“Police,” Will said to the operator. His voice was hardly there; it was all wheeze and whistle. His bathrobe flapped in the cold blizzard wind coming in through the shattered window. He saw that the wall below the window was nearly shattered. Broken chunks of lathing protruded like fractured bones. It couldn’t get in, could it? Could it?
“I’m sorry, sir, you’ll have to speak up,'the operator said. “We seem to have a very bad connection.”
Police, Will said, but this time it wasn’t even a whisper; only a hiss of air. Dear God, he was strangling, he was choking; his chest was a locked bank vault. Where was his aspirator?
“Sir?” the operator asked doubtfully.
There it was, on the floor. Will dropped the telephone and scrabbled for it.
Christine came again, roaring across the lawn and striking the side of the house. This time the entire wall gave way in a shrapnel-burst of glass and lathing, and incredibly, nightmarishly, Christine’s smashed and dented bonnet was in his living room, she was in, he could smell exhaust and hot engine.
Christine’s underworks caught on something, and she reversed back out of the ragged hole with a screech of pulling boards, her front end a gored ruin dusted with snow and plaster. But she would come again in a few seconds, and this time she might—just might—
Will grabbed his aspirator and ran blindly for the stairs.
He was only halfway up when the revving whine of her engine came again and he turned to watch, leaning on the railing more than grasping it.
The stairwell’s height lent a certain nightmare perspective. He watched Christine come across the snow-covered lawn, saw her bonnet fly up so that now her front end resembled the mouth of a huge red and white alligator. Then it snapped off altogether as she struck the house again, this time doing better than forty. She ripped away the last of the window frame and sprayed more splintered boards across his living room. Her headlights bounced upward, glaring, and then she was in, she was in his house, leaving a huge torn hole in the wall behind her with an electrical cable hanging out onto the rug like a black severed artery. Little clouds of blown-in fibreglass insulation danced on the cold wind like milkweed puffs.
Will screamed and couldn’t hear himself over the blatting roar of her engine. The Sears Muzzler silencer Arnie had put on her—one of the few things he really put on her, Will thought crazily—had hung up on the sill of the house, along with most of the exhaust pipe.
“The Fury roared across the living room, knocking Will’s La-Z-Boy armchair onto its side, where it lay like a dead pony. The floor under Christine creaked uneasily and a part of Will’s mind screamed: Yes! Break! Break! Spill the goddam thing into the cellar! Let’s see it climb out of there! And this image was replaced with the image of a tiger in a pit that had been dug and them camouflaged by wily natives.
But the floor held—at least for the time being, it held.
Christine roared across the living room at him. Behind, she left a zig-zag pattern of snowy tyre prints on the rug. She slammed into the stairs. Will was thrown back against the wall. His aspirator fell out of his hand and tumbled end over end all the way to the bottom.
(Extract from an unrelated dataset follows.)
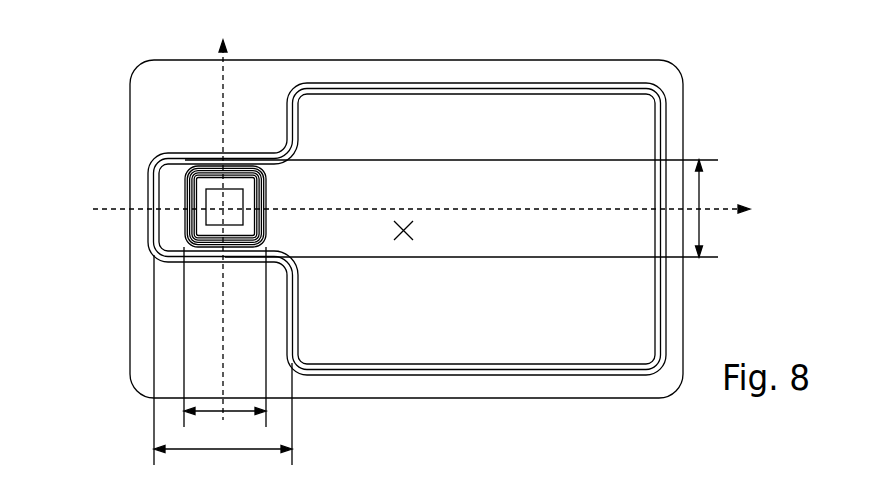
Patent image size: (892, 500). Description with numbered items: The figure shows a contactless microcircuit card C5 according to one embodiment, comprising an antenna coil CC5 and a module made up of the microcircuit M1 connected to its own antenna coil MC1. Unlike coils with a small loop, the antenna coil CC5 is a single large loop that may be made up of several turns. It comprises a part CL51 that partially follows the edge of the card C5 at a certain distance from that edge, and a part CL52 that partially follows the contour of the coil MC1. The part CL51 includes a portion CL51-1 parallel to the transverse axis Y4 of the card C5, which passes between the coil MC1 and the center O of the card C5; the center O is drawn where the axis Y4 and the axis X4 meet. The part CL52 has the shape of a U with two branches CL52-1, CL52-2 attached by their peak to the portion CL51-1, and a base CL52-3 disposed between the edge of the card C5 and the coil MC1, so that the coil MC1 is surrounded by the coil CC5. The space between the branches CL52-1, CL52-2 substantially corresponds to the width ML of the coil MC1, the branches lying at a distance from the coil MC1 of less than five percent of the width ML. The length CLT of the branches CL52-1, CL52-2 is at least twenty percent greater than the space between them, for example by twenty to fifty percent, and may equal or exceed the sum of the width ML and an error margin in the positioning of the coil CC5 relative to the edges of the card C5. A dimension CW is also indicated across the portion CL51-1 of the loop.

Christine reversed across the room, floorboards groaning underneath. Her rear end struck the Sony TV, and the picture tube imploded. She roared forward again and struck the side of the stairs again, shattering lath and gouging out plaster. Will could feel the entire structure grow wobbly under him. There was an awful sensation of lean. For a moment Christine was directly beneath him; he could look down into the oily gut of her engine compartment, could feel the heat of her V-8 mill. She reversed again, and Will scrambled up the stairs, heaving for air, clawing at the fat sausage of his throat, eyes bulging.
He reached the top an instant before Christine hit the wall again, turning the centre of the stairs into a jumbled wreck. A long splinter of wood fell into her engine. The fan chewed it up and spat out coarse-grained sawdust and smaller splinters. The entire house smelled of gas and exhaust. Will’s ears rang with the heavy thunder of that merciless engine.
She backed up again. Now her tyres had chewed ragged trenches in the carpet. Down the hall, Will thought. Attic. Attic’ll be safe. Yes, the at… oh God… oh God… oh my GOD—
The final pain came with sharp, spiking suddenness. It was as if his heart had been punctured with an icicle. His left arm locked with pain. Still there was no breath; his chest heaved uselessly. He staggered backward. One foot danced out over nothingness, and then he fell back down the stairs in two great bone-snapping barrel rolls, legs flying over his head, arms waving, blue bathrobe sailing and flapping.
He landed in a heap at the bottom and Christine pounced upon him: struck him, reversed, struck him again, snapped off the heavy newel post at the foot of the stairs like a twig, reversed, struck him again.